EL PRÍNCIPE ENCANTANDO

Hace muchos, muchos años, en un lejano país, había un reino en el que vivía un rey con su esposa, la reina, y su hijo, el príncipe. El joven príncipe era un aventurero y no le gustaban para nada las obligaciones de palacio. Se pasaba el día escapándose con su caballo recorriendo los parajes del reino y regresaba al caer de la tarde. Su padre, el rey, siempre le decía que tenía que atender sus obligaciones de palacio y aprender así a ser un día un buen rey. Pero al joven príncipe sólo le gustaba coger su caballo y cabalgar y cabalgar...una vez aquí..y otra vez allá. Llegaba hasta lugares inhóspitos de los que estaba seguro, que ni siquiera su padre sabía que existían.
En el reino todo era dicha, había abundantes cosechas y el pueblo vivía contento con su rey y con su forma de gobernar, pues nadie pasaba hambre y todo el mundo era dichoso.
Un día, en aquél palacio, se preparaban unos festejos para celebrar la fiesta anual del reino. Todo fue adornado con guirnaldas de flores y por el patio del palacio se colocaron mesas con suculentas comidas y bebidas para que todos los miembros del reino, sin olvidar a nadie, disfrutaran del festejo.
Aquél día, el joven príncipe se engalanó con sus mejores galas y acompañó a sus padres en el balcón del palacio para dar la bienvenida a todos los presentes. Pero a medida que pasaba el tiempo, el joven príncipe se aburría más y más y echaba de menos sus escapadas a caballo. Así que, en un momento en que vio que todo el mundo estaba tan absorto en la fiesta comiendo, bebiendo y bailando, salió sin que nadie le viera. 

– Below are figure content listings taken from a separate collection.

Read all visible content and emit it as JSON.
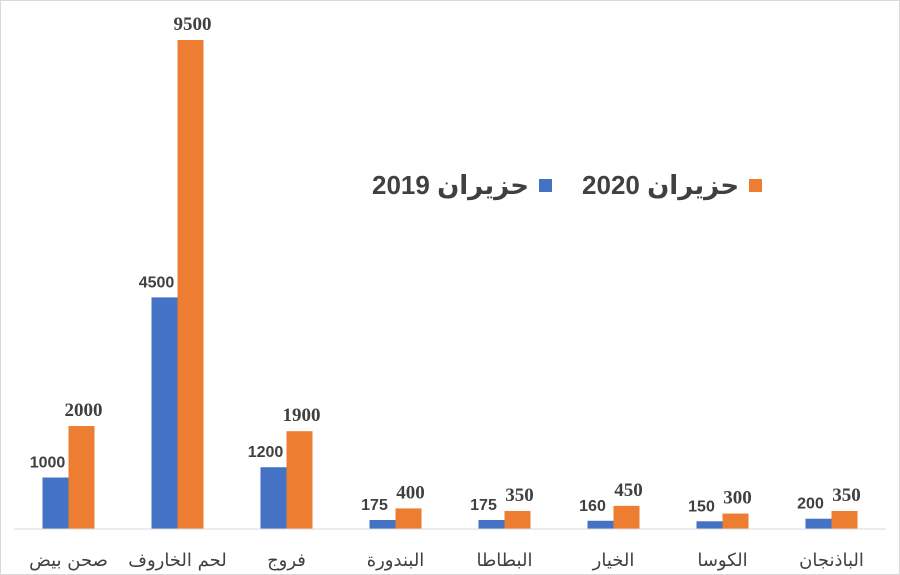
{
  "chart_data": {
    "type": "bar",
    "categories": [
      "صحن بيض",
      "لحم الخاروف",
      "فروج",
      "البندورة",
      "البطاطا",
      "الخيار",
      "الكوسا",
      "الباذنجان"
    ],
    "series": [
      {
        "name": "حزيران 2019",
        "color": "#4472C4",
        "values": [
          1000,
          4500,
          1200,
          175,
          175,
          160,
          150,
          200
        ]
      },
      {
        "name": "حزيران 2020",
        "color": "#ED7D31",
        "values": [
          2000,
          9500,
          1900,
          400,
          350,
          450,
          300,
          350
        ]
      }
    ],
    "ylim": [
      0,
      9500
    ],
    "legend_position": "top-right",
    "grid": false,
    "data_labels": true
  }
}
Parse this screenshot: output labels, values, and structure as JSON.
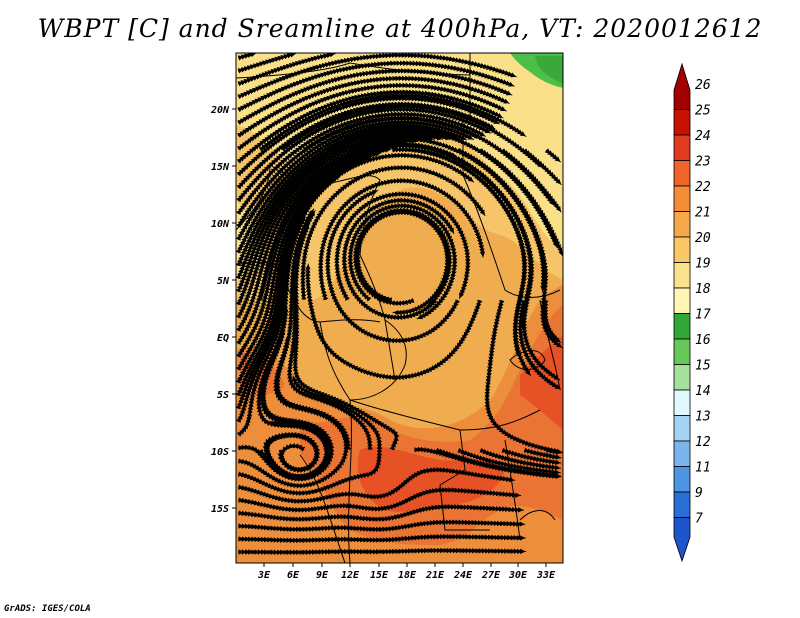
{
  "title": "WBPT [C] and Sreamline at 400hPa, VT: 2020012612",
  "credit": "GrADS: IGES/COLA",
  "map": {
    "lat_labels": [
      "20N",
      "15N",
      "10N",
      "5N",
      "EQ",
      "5S",
      "10S",
      "15S"
    ],
    "lon_labels": [
      "3E",
      "6E",
      "9E",
      "12E",
      "15E",
      "18E",
      "21E",
      "24E",
      "27E",
      "30E",
      "33E"
    ],
    "field_colors": {
      "c19": "#fbe08a",
      "c20": "#f6c56a",
      "c21": "#f0ad50",
      "c22": "#ec8e3c",
      "c23": "#ea7434",
      "c24": "#e65226",
      "c18": "#4cbf48",
      "c17": "#3aa83a"
    }
  },
  "colorbar": {
    "labels": [
      "26",
      "25",
      "24",
      "23",
      "22",
      "21",
      "20",
      "19",
      "18",
      "17",
      "16",
      "15",
      "14",
      "13",
      "12",
      "11",
      "9",
      "7"
    ],
    "colors": [
      "#a30000",
      "#c81000",
      "#e03a1f",
      "#f0642a",
      "#f58c38",
      "#f7a84a",
      "#f9c766",
      "#fbe28c",
      "#fff5b4",
      "#31a836",
      "#66c858",
      "#a6e09a",
      "#e0f8ff",
      "#a6d4f4",
      "#7ab6ee",
      "#4d94e3",
      "#2a6fd8",
      "#1f55cc"
    ]
  }
}
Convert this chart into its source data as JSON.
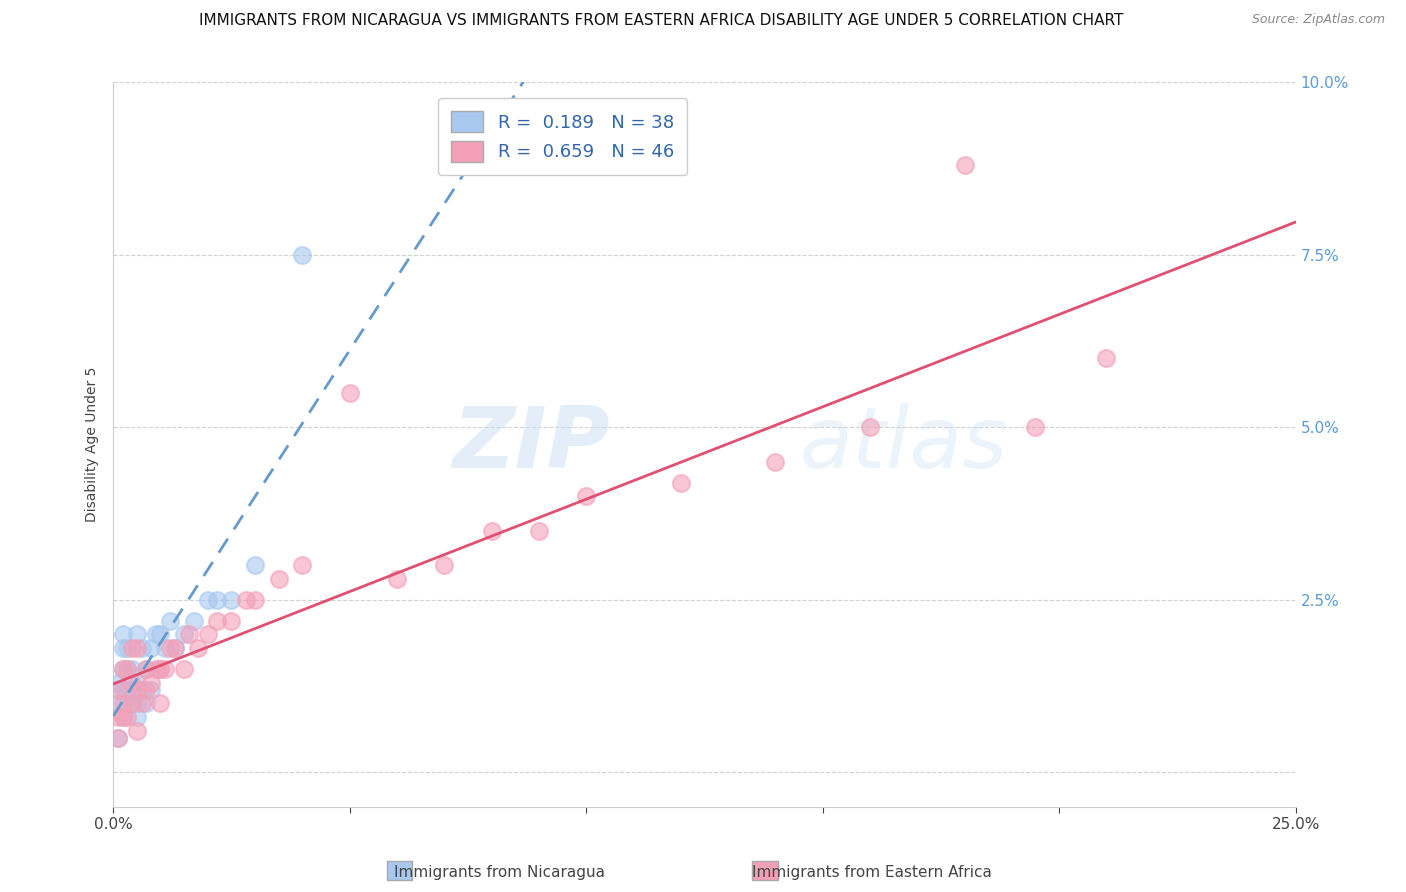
{
  "title": "IMMIGRANTS FROM NICARAGUA VS IMMIGRANTS FROM EASTERN AFRICA DISABILITY AGE UNDER 5 CORRELATION CHART",
  "source": "Source: ZipAtlas.com",
  "ylabel": "Disability Age Under 5",
  "xlim": [
    0.0,
    0.25
  ],
  "ylim": [
    -0.005,
    0.1
  ],
  "yticks": [
    0.0,
    0.025,
    0.05,
    0.075,
    0.1
  ],
  "xticks": [
    0.0,
    0.05,
    0.1,
    0.15,
    0.2,
    0.25
  ],
  "color_nicaragua": "#A8C8F0",
  "color_eastern_africa": "#F4A0B8",
  "line_color_nicaragua": "#6699CC",
  "line_color_eastern_africa": "#E05070",
  "R_nicaragua": 0.189,
  "N_nicaragua": 38,
  "R_eastern_africa": 0.659,
  "N_eastern_africa": 46,
  "legend_label_nicaragua": "Immigrants from Nicaragua",
  "legend_label_eastern_africa": "Immigrants from Eastern Africa",
  "title_fontsize": 11,
  "axis_label_fontsize": 10,
  "tick_fontsize": 11,
  "watermark_zip": "ZIP",
  "watermark_atlas": "atlas",
  "nicaragua_x": [
    0.001,
    0.001,
    0.001,
    0.002,
    0.002,
    0.002,
    0.002,
    0.002,
    0.003,
    0.003,
    0.003,
    0.003,
    0.004,
    0.004,
    0.004,
    0.005,
    0.005,
    0.005,
    0.005,
    0.006,
    0.006,
    0.007,
    0.007,
    0.008,
    0.008,
    0.009,
    0.01,
    0.01,
    0.011,
    0.012,
    0.013,
    0.015,
    0.017,
    0.02,
    0.022,
    0.025,
    0.03,
    0.04
  ],
  "nicaragua_y": [
    0.005,
    0.01,
    0.013,
    0.008,
    0.012,
    0.015,
    0.018,
    0.02,
    0.01,
    0.012,
    0.015,
    0.018,
    0.01,
    0.012,
    0.015,
    0.008,
    0.01,
    0.013,
    0.02,
    0.012,
    0.018,
    0.01,
    0.015,
    0.012,
    0.018,
    0.02,
    0.015,
    0.02,
    0.018,
    0.022,
    0.018,
    0.02,
    0.022,
    0.025,
    0.025,
    0.025,
    0.03,
    0.075
  ],
  "eastern_africa_x": [
    0.001,
    0.001,
    0.001,
    0.002,
    0.002,
    0.002,
    0.003,
    0.003,
    0.004,
    0.004,
    0.004,
    0.005,
    0.005,
    0.005,
    0.006,
    0.007,
    0.007,
    0.008,
    0.009,
    0.01,
    0.01,
    0.011,
    0.012,
    0.013,
    0.015,
    0.016,
    0.018,
    0.02,
    0.022,
    0.025,
    0.028,
    0.03,
    0.035,
    0.04,
    0.05,
    0.06,
    0.07,
    0.08,
    0.09,
    0.1,
    0.12,
    0.14,
    0.16,
    0.18,
    0.195,
    0.21
  ],
  "eastern_africa_y": [
    0.005,
    0.008,
    0.012,
    0.008,
    0.01,
    0.015,
    0.008,
    0.015,
    0.01,
    0.013,
    0.018,
    0.006,
    0.012,
    0.018,
    0.01,
    0.012,
    0.015,
    0.013,
    0.015,
    0.01,
    0.015,
    0.015,
    0.018,
    0.018,
    0.015,
    0.02,
    0.018,
    0.02,
    0.022,
    0.022,
    0.025,
    0.025,
    0.028,
    0.03,
    0.055,
    0.028,
    0.03,
    0.035,
    0.035,
    0.04,
    0.042,
    0.045,
    0.05,
    0.088,
    0.05,
    0.06
  ]
}
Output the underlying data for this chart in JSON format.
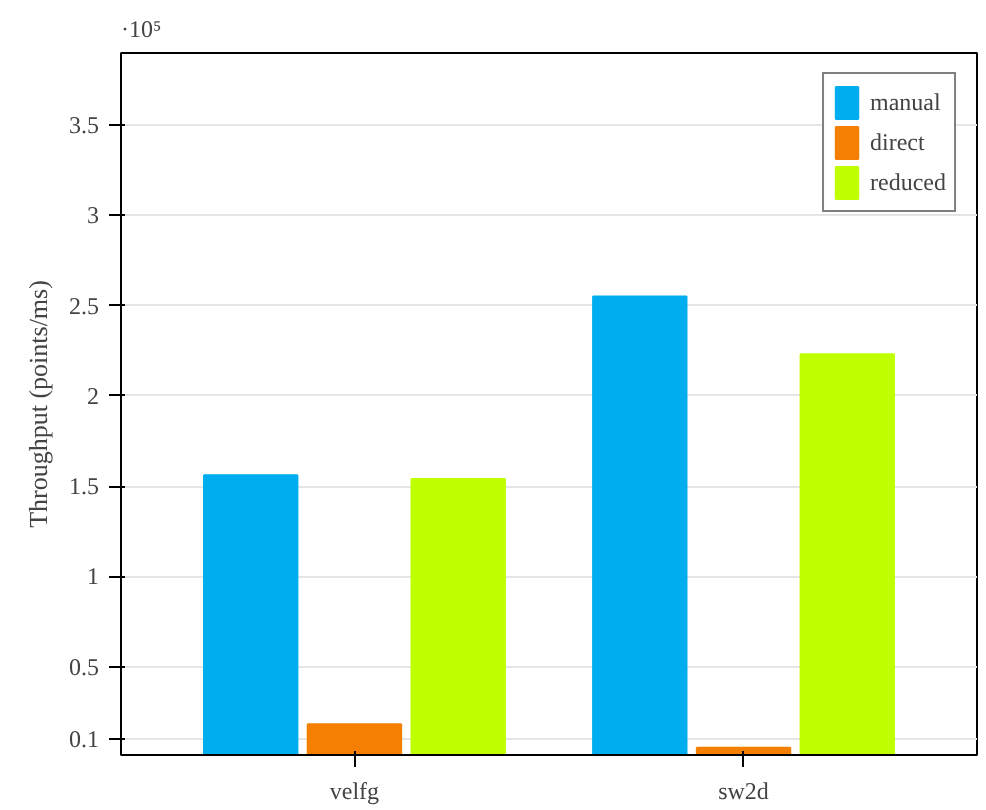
{
  "chart_data": {
    "type": "bar",
    "ylabel": "Throughput (points/ms)",
    "categories": [
      "velfg",
      "sw2d"
    ],
    "series": [
      {
        "name": "manual",
        "color": "#00adef",
        "values": [
          1.56,
          2.55
        ]
      },
      {
        "name": "direct",
        "color": "#f47f00",
        "values": [
          0.18,
          0.05
        ]
      },
      {
        "name": "reduced",
        "color": "#bfff00",
        "values": [
          1.54,
          2.23
        ]
      }
    ],
    "ylim": [
      0.01,
      3.9
    ],
    "yticks": [
      0.1,
      0.5,
      1,
      1.5,
      2,
      2.5,
      3,
      3.5
    ],
    "annotations": [
      "·10⁵"
    ],
    "grid": "y",
    "legend": "top right"
  }
}
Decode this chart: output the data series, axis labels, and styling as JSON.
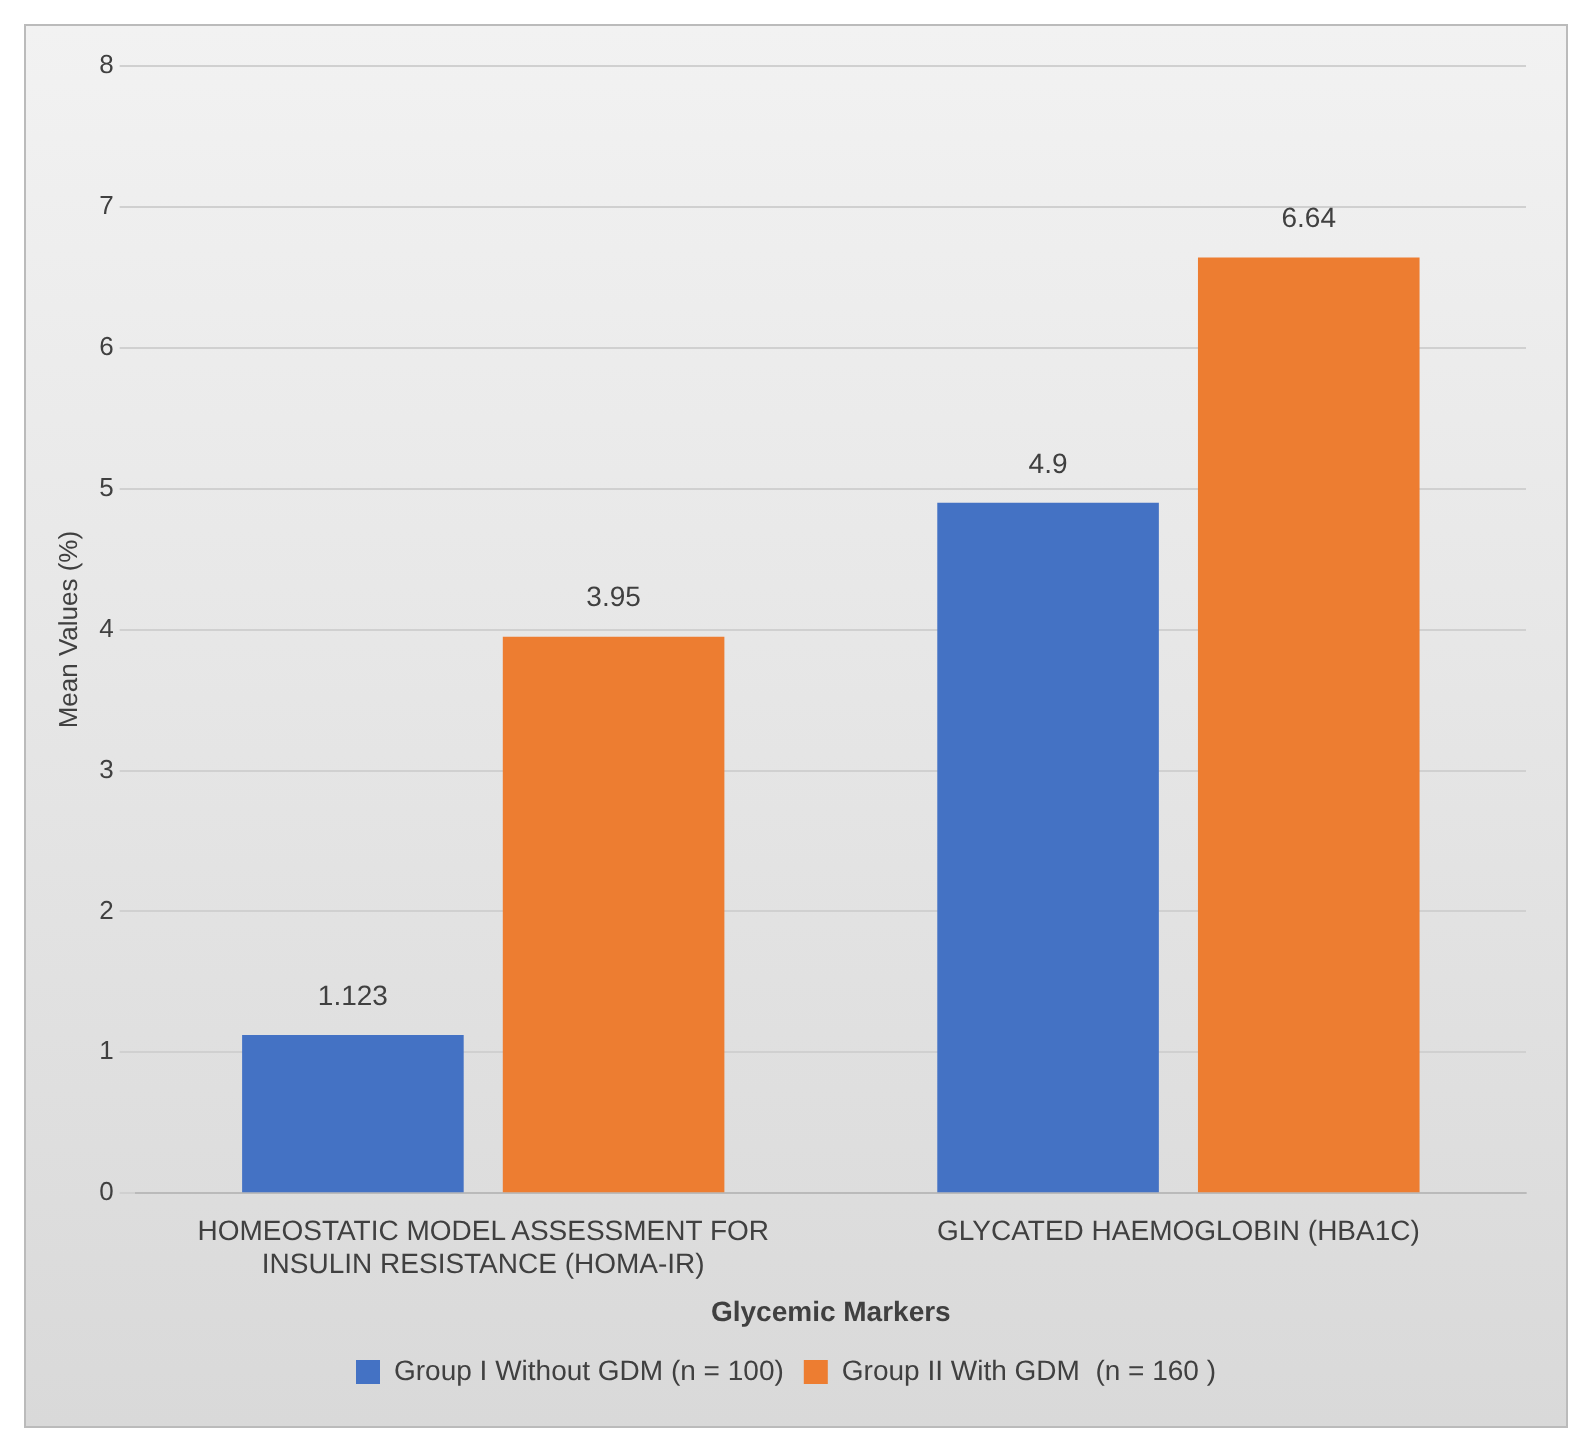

Dejó su capa tirada en el suelo de uno de los pasillos del castillo y cogió su caballo, saliendo raudo y galopando tan rápido, tan rápido, sin rumbo fijo que solo se detuvo cuando vio que tanto él como su caballo estaban muy cansados de tanto galopar.

Era tanto lo que había recorrido, que cuando miró hacia atrás se dio cuenta que ni siquiera se veían las torres del castillo. Se bajó de su caballo y dejó que éste bebiera hasta saciarse en un arroyo que había cerca. El joven príncipe, se tumbó junto a la orilla y miró al cielo viendo como pasaban las nubes. Cuando se cansó de estar allí tumbado, volvió a coger su caballo galopando de nuevo sin saber dónde se dirigía.
Llegó hasta un bosque que no había visto nunca. Los árboles que allí había eran tan altos que apenas se divisaba nada. Absorto por su curiosidad de aquél extraño lugar se adentró dentro del bosque. A medida que avanzaba con su caballo oía unas voces que salían de los árboles y que le llevaban cada vez más y más adentro del bosque. Un aire extraño, agitó las ramas mientras éstas se unían cerrando el camino que iba quedando atrás. El joven príncipe, se dio cuenta que ya no podía volver por el camino que había venido.
Intentó salir de aquél bosque, pero sus pies se agarraron a la tierra, quiso seguir andando pero no pudo. Sintió como sus piernas se iban convirtiendo en un pequeño árbol y sus brazos eran ramas que se extendían agitadas por aquél viento que susurraba una canción en el aire.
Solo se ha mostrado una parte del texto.